Senior uses his magic touch to amaze audiences


Zachary Miller

Lauren and Danielle, two guests who attended the Special Needs Prom at JC, watch as senior Steven Kutcher performs a card trick before the dance begins on March 26. Since August, Kutcher has developed a passion for performing magic tricks and has performed on several different stages such as the Variety Show and at birthday parties.

As senior Steven Kutcher walks down the hallway, he repeatedly shuffles a deck of cards in his hands. A group of students call him over and ask him to do a magic trick. He instructs them to watch closely as he shows them a card displaying the two of diamonds. With the snap of his fingers, Kutcher is now holding a queen in his hand. He performs the same motion again and the two of diamonds is back in his hand.

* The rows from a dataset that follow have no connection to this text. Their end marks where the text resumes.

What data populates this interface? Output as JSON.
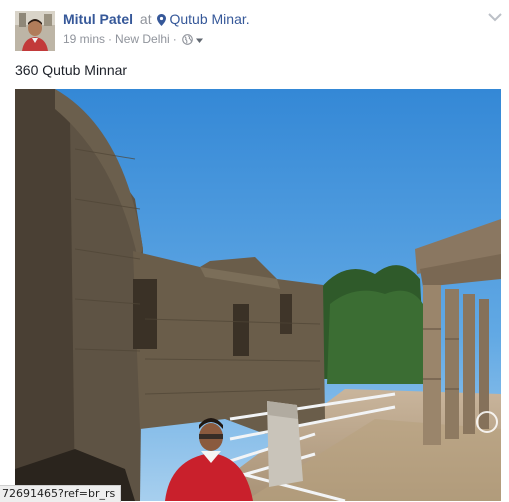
{
  "post": {
    "author": "Mitul Patel",
    "at_word": "at",
    "location": "Qutub Minar.",
    "time": "19 mins",
    "separator": "·",
    "place": "New Delhi",
    "text": "360 Qutub Minnar",
    "avatar_icon": "profile-photo",
    "location_icon": "map-pin-icon",
    "audience_icon": "globe-icon",
    "audience_menu_icon": "caret-down-icon",
    "options_icon": "chevron-down-icon"
  },
  "photo": {
    "kind": "360-photo",
    "nav_icon": "360-navigation-icon"
  },
  "status_bar": {
    "url": "72691465?ref=br_rs"
  },
  "colors": {
    "link": "#365899",
    "meta": "#90949c",
    "text": "#1d2129"
  }
}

Since August, Kutcher has been actively pursuing his passion of performing magic and decided to incorporate it into his Senior Project. When he first started to learn tricks, he would watch YouTube videos and try to teach himself. Shortly after learning how to perform his first trick, which was pulling cards out of his mouth, he started to develop his skills with the help of a mentor. “There’s a magic shop down in Essex that’s run by a guy named Denny. He’s a professional magician who’s retired, and he kind of mentors youngsters like me,” he said.

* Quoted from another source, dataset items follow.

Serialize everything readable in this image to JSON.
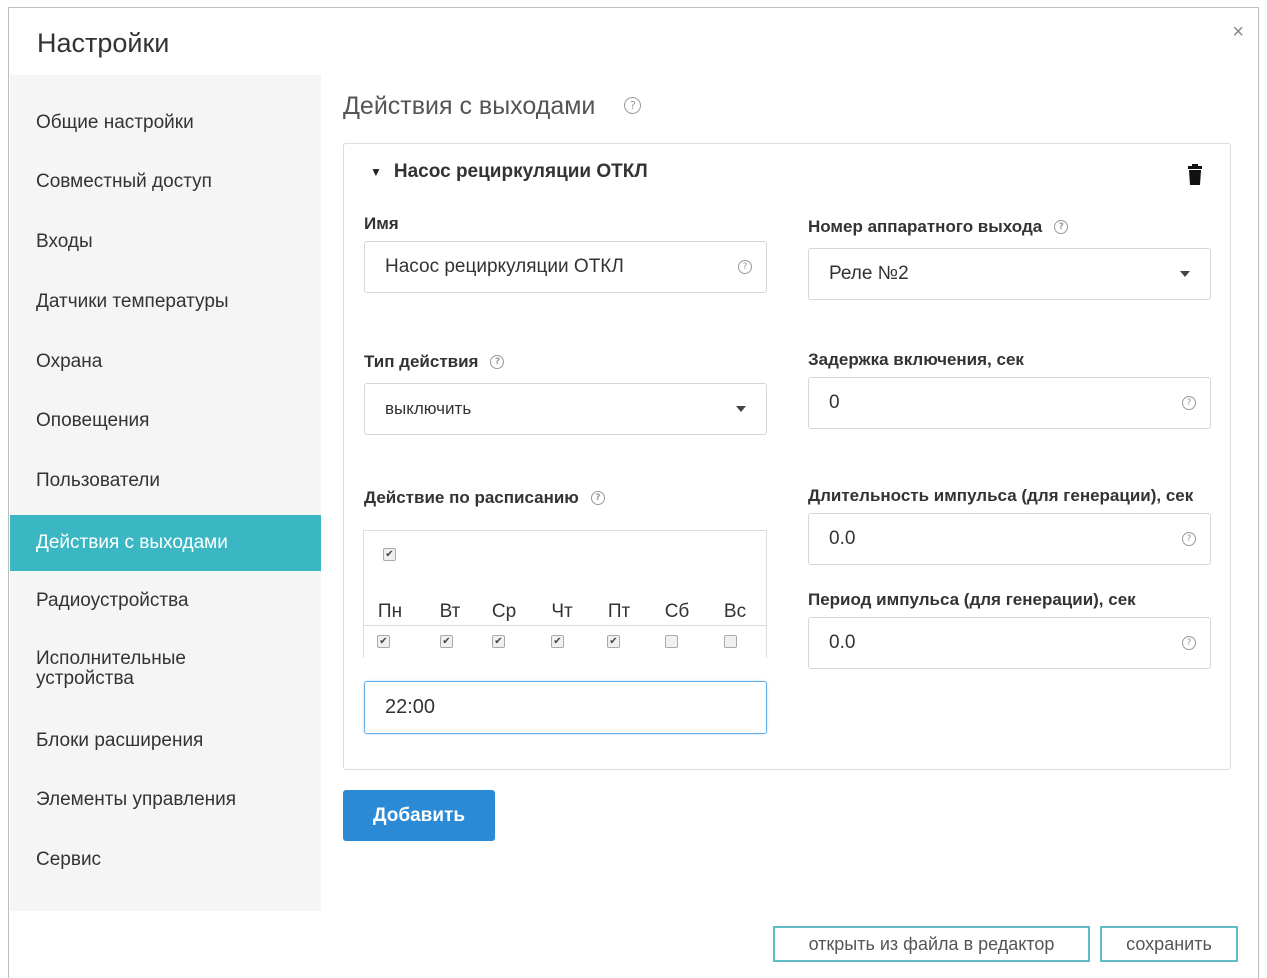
{
  "dialog": {
    "title": "Настройки",
    "close_glyph": "×"
  },
  "sidebar": {
    "items": [
      {
        "label": "Общие настройки"
      },
      {
        "label": "Совместный доступ"
      },
      {
        "label": "Входы"
      },
      {
        "label": "Датчики температуры"
      },
      {
        "label": "Охрана"
      },
      {
        "label": "Оповещения"
      },
      {
        "label": "Пользователи"
      },
      {
        "label": "Действия с выходами",
        "active": true
      },
      {
        "label": "Радиоустройства"
      },
      {
        "label": "Исполнительные устройства"
      },
      {
        "label": "Блоки расширения"
      },
      {
        "label": "Элементы управления"
      },
      {
        "label": "Сервис"
      }
    ],
    "active_color": "#3ab7c3"
  },
  "main": {
    "title": "Действия с выходами",
    "help_glyph": "?",
    "action": {
      "header": "Насос рециркуляции ОТКЛ",
      "name": {
        "label": "Имя",
        "value": "Насос рециркуляции ОТКЛ"
      },
      "hardware_output": {
        "label": "Номер аппаратного выхода",
        "value": "Реле №2"
      },
      "action_type": {
        "label": "Тип действия",
        "value": "выключить"
      },
      "delay": {
        "label": "Задержка включения, сек",
        "value": "0"
      },
      "schedule": {
        "label": "Действие по расписанию",
        "enabled": true,
        "days": [
          {
            "label": "Пн",
            "checked": true
          },
          {
            "label": "Вт",
            "checked": true
          },
          {
            "label": "Ср",
            "checked": true
          },
          {
            "label": "Чт",
            "checked": true
          },
          {
            "label": "Пт",
            "checked": true
          },
          {
            "label": "Сб",
            "checked": false
          },
          {
            "label": "Вс",
            "checked": false
          }
        ],
        "time": "22:00"
      },
      "pulse_duration": {
        "label": "Длительность импульса (для генерации), сек",
        "value": "0.0"
      },
      "pulse_period": {
        "label": "Период импульса (для генерации), сек",
        "value": "0.0"
      }
    },
    "add_button": "Добавить",
    "add_button_color": "#2b8ad6"
  },
  "footer": {
    "open_file_button": "открыть из файла в редактор",
    "save_button": "сохранить",
    "border_color": "#62bcc4"
  }
}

Having a mentor and being able to communicate with veteran magicians through the magic shop has helped Kutcher learn new magic tricks. “If you asked one of them about [a trick], they’ll take you to the stage and … they’ll show you how it’s done or tell you what the words mean,” Kutcher said. “They teach you stuff that they know, [and] they give you tips because they’ve all performed their entire lives, so that’s really helpful.”

When beginning his magic career, his mentor suggested to add comedy into his performances to help manage his social skills and help him have a better stage presence. “I couldn’t think of anyone goofier than Arri [Stakias]. He approached me and loved the magic part, so I taught him some tricks,” Kutcher said.

Since then, Kutcher and Stakias have performed on a variety of stages including the Variety Show, offices, birthday parties, a mall in Pottsville, PA, and even planned their own magic show at JC. The Variety Show was a milestone for the duo and was their first big performance.

“Every single trick that we did in the Variety Show, we still use in our shows no matter what. We realized that we can change Arri into a dress, which is hilarious,” Kutcher said. “We actually upgraded – now, we put him from normal clothes to a suit and then a dress, so that’s fun.”

According to Kutcher, magic tricks are much more difficult than they seem and oftentimes take five to six months to learn new tricks. “If you don’t touch a deck of cards every day, you’re going to lose the skill. It goes away very quickly,” he said. “That’s why I always walk around with cards, especially because there are a bunch of tricks that if you don’t do for a while, it’s going to seem as if you’ve never learned it before.”

When Kutcher first began to learn magic tricks, he wanted to see if he could amaze several age groups. However, he realized that his favorite audience to perform for is children because it is more rewarding and they appreciate the magic more. “[The children are] insanely cute…and they sort of believe in the magic [since] they don’t see it as a trick,” he said. “My favorite is doing balloon animals with them at the end because that is their favorite.”

Kutcher plans to continue performing shows with Stakias since the two of them are attending community college next year. “The only problem would be that if Arri wasn’t available, I would have to do a solo show, which I have no idea how I would even begin to prepare for that,” he said.

Although Kutcher loves doing magic, he does not want to pursue a long-term career and rely on performing at birthday parties for the rest of his life. “I definitely hope that it’s a skill that sticks with me forever – you know something that when I get old, I’ll still be really good at. I definitely still want to do shows, but not as my main job,” he said.